2. Understand each section of the form and why the agency needs to ask these questions.

3. Insist on seeing the agency’s finished written brief before the creative team get their teeth into it.

4. Always give feedback on the concepts, good and bad, as this assists the agency on future briefings.

So, let’s run through some of the sections.

Interesting information about the company

Imagine this section is an RSS Feed. Tell the agency what’s new in your company’s world. The agency will know a lot about you, your values and the things that make your employer brand what it is.

What matters more is the latest info. Are there new locations or offices or the fact that you are bringing in new technologies. These are the things your audience want to know. It might even be a small cultural thing like fresh coffee and the odd chocolate biscuit in the office.

Single Key Message

This little sentence, and it should be no more than one sentence, is perhaps the hardest group of words for the agency write in the entire brief. This is because it carries so much weight, because it must be influential. You can help by suggesting what the most important thing the company wants to say and from this, the agency will come up with a message that attract the right person to your organisation.

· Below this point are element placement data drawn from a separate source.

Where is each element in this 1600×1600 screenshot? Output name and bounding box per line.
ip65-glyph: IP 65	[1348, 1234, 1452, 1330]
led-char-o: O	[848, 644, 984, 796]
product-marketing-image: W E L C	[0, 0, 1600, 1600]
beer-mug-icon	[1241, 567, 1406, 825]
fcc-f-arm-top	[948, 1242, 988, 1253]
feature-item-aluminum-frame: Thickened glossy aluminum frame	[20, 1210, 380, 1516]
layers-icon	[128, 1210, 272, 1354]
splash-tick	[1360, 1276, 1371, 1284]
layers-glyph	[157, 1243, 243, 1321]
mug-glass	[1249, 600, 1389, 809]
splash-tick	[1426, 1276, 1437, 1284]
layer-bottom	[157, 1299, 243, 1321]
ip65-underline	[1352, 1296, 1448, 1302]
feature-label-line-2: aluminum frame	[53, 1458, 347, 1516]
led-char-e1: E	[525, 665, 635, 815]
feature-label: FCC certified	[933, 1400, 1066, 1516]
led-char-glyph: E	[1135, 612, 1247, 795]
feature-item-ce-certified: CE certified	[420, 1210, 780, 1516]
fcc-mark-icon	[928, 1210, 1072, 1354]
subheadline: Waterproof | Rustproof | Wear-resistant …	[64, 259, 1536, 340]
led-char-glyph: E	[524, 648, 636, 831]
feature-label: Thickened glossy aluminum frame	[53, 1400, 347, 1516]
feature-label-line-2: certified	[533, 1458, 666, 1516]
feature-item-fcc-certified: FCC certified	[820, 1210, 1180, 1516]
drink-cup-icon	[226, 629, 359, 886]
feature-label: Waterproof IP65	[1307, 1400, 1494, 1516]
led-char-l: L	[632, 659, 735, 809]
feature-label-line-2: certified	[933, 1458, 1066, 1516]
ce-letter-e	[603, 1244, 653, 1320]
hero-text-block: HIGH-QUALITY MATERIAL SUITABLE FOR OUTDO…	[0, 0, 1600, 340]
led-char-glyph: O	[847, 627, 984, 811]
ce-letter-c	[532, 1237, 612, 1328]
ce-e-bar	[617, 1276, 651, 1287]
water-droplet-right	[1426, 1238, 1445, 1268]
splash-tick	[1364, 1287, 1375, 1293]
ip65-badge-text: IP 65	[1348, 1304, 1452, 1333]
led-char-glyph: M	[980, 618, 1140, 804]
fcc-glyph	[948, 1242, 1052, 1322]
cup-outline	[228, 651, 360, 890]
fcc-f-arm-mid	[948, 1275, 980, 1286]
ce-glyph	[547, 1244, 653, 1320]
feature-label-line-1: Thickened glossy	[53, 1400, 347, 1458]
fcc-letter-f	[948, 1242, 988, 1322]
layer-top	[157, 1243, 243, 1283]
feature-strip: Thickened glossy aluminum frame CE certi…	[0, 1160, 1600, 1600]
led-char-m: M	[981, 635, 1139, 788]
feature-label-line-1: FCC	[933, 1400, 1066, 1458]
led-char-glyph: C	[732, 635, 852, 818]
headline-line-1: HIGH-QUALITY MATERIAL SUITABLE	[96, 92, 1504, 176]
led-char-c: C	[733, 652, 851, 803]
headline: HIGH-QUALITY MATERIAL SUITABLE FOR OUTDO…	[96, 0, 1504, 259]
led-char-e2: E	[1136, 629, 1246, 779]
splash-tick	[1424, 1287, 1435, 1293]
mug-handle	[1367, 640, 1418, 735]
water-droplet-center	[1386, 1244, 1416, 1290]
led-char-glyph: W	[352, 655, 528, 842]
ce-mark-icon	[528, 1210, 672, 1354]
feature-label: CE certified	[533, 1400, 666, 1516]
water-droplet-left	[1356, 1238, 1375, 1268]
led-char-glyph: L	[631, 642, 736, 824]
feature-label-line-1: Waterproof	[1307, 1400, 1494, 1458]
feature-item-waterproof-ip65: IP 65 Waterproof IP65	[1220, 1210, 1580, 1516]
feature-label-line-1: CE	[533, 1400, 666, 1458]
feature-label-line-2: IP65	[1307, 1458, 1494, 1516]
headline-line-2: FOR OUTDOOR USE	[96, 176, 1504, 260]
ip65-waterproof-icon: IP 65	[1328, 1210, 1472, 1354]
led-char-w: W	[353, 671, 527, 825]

Why should our audience believe this?

Good question. Assuming the Single Key Message has substance, then the selling points your organisation prides itself on will form the proof behind the message in the communication and the agency copywriter will weave the proof into the copy so giving us something compelling and incontrovertible.

Role/s highlights

Do you know the job you do? Well there’s a pretty good chance the audience we are talking to will have a decent grasp of theirs too. What we want to tell them is the detail that makes it different from what they have been doing.

Think about what current employees say. Why did they join in the first place or, why do they stay? It will probably be a way of working or maybe a rewards scheme.

Who are we talking to and what makes them tick?

This is vital information. It’s more than just women returners or Telegraph readers.

Consider this scenario: we want to attract NHS nurses to join a private hospital. In order to work out what we want to say, we first need to know what makes these nurses tick. Why did they become nurses in the first place? Is it because they’re naturally caring people? Why are they still with the NHS, despite its faults? Are they fed up and just waiting for the opportunity to move? Would they feel like a traitor i leaving?

What the agency needs to find out is precisely who we need to talk to and what they are thinking. Only then can the work talk about their hopes, dreams, fears and aspirations.

Client sign-off

Once the brief is written, it’s important to get it approved by you (the client) who gave the original brief. This will ensure we have the right information and that any misunderstandings can be amended.

What else makes the briefing process more successful?

Feedback

A great brief isn’t a guaranteed panacea. There is always a chance that information or it’s interpretation can get lost in translation. When this happens, and it will, we need to know where we went wrong. We need to know why an idea wasn’t liked or why it needs to be tweaked.

This intelligence will assist the whole agency when we rework an idea or when we work on the next project.

I hope you find this not only helpful but also, important. At 360º we pride ourselves in delivering strong creative solutions that work. We can’t do this without dedicated clients who see the real value of compelling and targeted communications that are only realised through clear and precise briefing.